The GeeksPhone Peak is a low-end smartphone released by GeeksPhone in April 2013. It is intended for software developers wanting to build and test mobile applications on the new Firefox OS, not for general consumers.

The Peak and the entry-level Keon are the first commercially available mobile devices running Firefox OS.

==History and availability==
GeeksPhone Keon and Peak initially became available on 23 April 2013 and the first batch sold out in a few hours.

==Open-source==
Unlike the lower-end GeeksPhone Keon, the Peak is not fully open source as it contains and requires some proprietary Qualcomm code.

==GeeksPhone Peak+==
The GeeksPhone Peak+, an improved version of the original Peak, was first announced on 16 July 2013. Unlike the original Peak, Peak+ is a customer-oriented device, which features twice the RAM of the original Peak and an added compass sensor. The Peak+ also features the same exterior dimensions as the peak.
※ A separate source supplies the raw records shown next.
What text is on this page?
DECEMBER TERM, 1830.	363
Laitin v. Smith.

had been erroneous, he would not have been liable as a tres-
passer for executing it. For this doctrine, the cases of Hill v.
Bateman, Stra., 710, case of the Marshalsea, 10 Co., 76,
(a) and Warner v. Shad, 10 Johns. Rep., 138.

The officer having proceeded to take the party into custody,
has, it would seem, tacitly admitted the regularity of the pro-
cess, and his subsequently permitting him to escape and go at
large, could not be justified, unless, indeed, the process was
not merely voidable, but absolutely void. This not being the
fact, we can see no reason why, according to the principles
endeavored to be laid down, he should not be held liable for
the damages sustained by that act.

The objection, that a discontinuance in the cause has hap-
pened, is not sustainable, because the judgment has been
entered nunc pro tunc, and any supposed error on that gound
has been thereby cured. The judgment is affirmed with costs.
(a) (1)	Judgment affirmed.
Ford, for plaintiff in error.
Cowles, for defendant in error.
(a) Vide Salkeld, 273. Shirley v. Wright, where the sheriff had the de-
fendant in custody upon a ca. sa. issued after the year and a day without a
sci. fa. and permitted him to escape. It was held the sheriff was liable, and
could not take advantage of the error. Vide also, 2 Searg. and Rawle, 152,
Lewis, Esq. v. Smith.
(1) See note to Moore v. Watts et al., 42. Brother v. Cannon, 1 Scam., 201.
GeeksPhone estimated that the shipping of the Peak+ devices would start in November 2013, but had some issues with material providers not meeting schedules.
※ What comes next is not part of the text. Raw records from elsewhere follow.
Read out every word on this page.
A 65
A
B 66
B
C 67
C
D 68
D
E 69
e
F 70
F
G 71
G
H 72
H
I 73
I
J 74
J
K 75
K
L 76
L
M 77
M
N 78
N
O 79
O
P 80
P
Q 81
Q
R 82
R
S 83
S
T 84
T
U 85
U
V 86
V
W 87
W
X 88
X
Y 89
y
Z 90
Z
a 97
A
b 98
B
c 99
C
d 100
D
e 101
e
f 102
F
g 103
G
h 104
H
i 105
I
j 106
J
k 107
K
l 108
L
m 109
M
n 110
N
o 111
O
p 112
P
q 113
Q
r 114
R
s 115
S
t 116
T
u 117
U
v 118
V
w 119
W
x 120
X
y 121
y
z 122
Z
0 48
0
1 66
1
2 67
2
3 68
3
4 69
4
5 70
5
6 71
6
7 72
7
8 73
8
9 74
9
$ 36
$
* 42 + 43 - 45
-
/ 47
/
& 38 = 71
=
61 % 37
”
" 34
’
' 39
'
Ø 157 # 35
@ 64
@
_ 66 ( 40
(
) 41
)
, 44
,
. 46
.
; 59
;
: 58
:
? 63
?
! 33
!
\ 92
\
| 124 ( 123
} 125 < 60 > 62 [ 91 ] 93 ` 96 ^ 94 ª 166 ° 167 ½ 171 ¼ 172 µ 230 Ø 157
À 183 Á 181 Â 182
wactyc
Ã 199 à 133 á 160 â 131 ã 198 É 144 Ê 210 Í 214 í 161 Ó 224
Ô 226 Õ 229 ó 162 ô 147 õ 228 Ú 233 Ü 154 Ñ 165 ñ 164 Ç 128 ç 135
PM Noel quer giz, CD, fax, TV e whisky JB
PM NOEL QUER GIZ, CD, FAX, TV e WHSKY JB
Mozilla does not allow the GeeksPhone Peak+ to be called a "Firefox OS device" and insists that it should be described as a "device based on Boot to Gecko technology". It has been said that Mozilla is yet to make up its mind regarding what "Firefox OS certification" entails and that it favors its carrier supports over start-ups, such as GeeksPhone. GeeksPhone assures that despite Mozilla not wanting to support the Peak/Peak+ display resolution, the internals of Peak+ will be exactly the same as those of the original Peak, only without the Mozilla logos. The Peak + is now running a certified copy of Firefox OS 1.1.

The Geeksphone Peak+ was cancelled as of 28 November 2013.